Paraguay -- Rampant deforestation has caused Paraguay to lose much of its wildlife habitat, and native animals like jaguars, deer, giant anteaters, and giant armadillos are now endangered species. In the country's many rivers you'll still find crocodiles, piranhas, and boa constrictors. Plant life includes many types of hardwoods, especially ceiba and quebracho. The Chaco region to the west is made up of scrub and thorn forest.
Peru -- Nearly two-thirds of Peru is jungle, and many naturalists and biologists believe that Peru's Amazon rainforest holds the greatest diversity in the world. It teems with a staggering roster of wildlife: 400 species of mammals, 2,000 species of fish, 300 reptiles, 1,800 birds, and more than 50,000 plants. The country counts 84 of 103 existing ecosystems and 28 of the 32 climates on the planet among its remarkable statistics. Recent studies have shown that a region just south of Iquitos has the highest concentration of mammals anywhere in the world. Peru's other significant fauna are the great Andean condors, found principally in Colca Canyon, near Arequipa, and the rich marine life of the Paracas National Reserve and Islas Ballestas (Peru's version of the Galápagos Islands), home to communities of endangered Humboldt penguins and sea turtles, sea lions, red boobies, and flamingoes. Coastal Peru south of Lima is also home to one of the greatest population densities of dolphins in the world, with one-third of the world's species identified.
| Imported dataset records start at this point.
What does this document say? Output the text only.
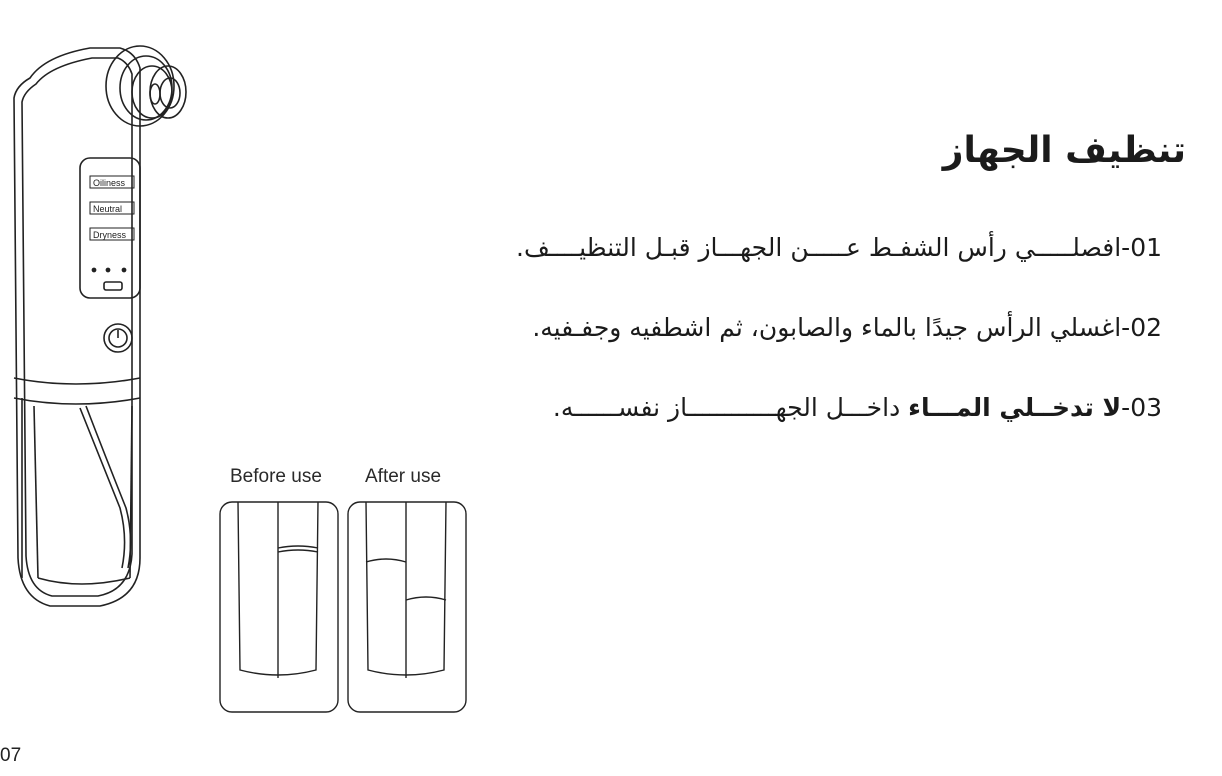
Oiliness
Neutral
Dryness
تنظيف الجهاز
01-افصلـــــي رأس الشفـط عـــــن الجهـــاز قبـل التنظيــــف.
02-اغسلي الرأس جيدًا بالماء والصابون، ثم اشطفيه وجفـفيه.
03-لا تدخــلي المـــاء داخـــل الجهــــــــــــاز نفســــــه.
Before use After use
07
Uruguay -- Large wild animals have disappeared from the eastern regions of Uruguay. Foxes, deer, and otters can still be seen in the northern hills, while birdlife such as rheas, swans, and ducks can be found in the pampas and the central and northern lakes. Many indigenous hardwoods such as lapacho and quebracho have given way to introduced plant species such as eucalyptus and acacia.
Venezuela -- Thanks to its large and varied terrain, Venezuela has a stunning wealth of biodiversity. Bird-watchers will enjoy knocking many of the country's 1,200 species off their life lists. Of the most coveted species to spot here are the Andean condor, macaw, several toucan and parrot species, and the hoatzin, a strange and foul-smelling resident of the lowland plains. Meanwhile, over 325 mammals have been recorded, the most spectacular of which include the jaguar, capybara, manatee, and two distinct species of fresh water dolphin. The low, flooded plains of Los Llanos are a prime wildlife viewing spot, where you can see hundreds of bird species, as well as caiman, anaconda, and immense herds of capybara -- the world's largest rodent.
With ecosystems that range from tropical lowland rainforest to high Andean paramo, with almost every conceivable permutation in between, Venezuela's flora is abundant and diverse. Thousands of orchid species can be found across the country, and dedicated naturalists will want to visit the Gran Sabana, where a host of endemic species can be found, including many specific to a particular tepui. In the lowland rainforests, large trees like the ceiba can grow as tall as 40m (130ft). Meanwhile, its branches are home to hundreds of species of bromeliads, orchids, and assorted other epiphytes.
Note: This information was accurate when it was published, but can change without notice. Please be sure to confirm all rates and details directly with the companies in question before planning your trip.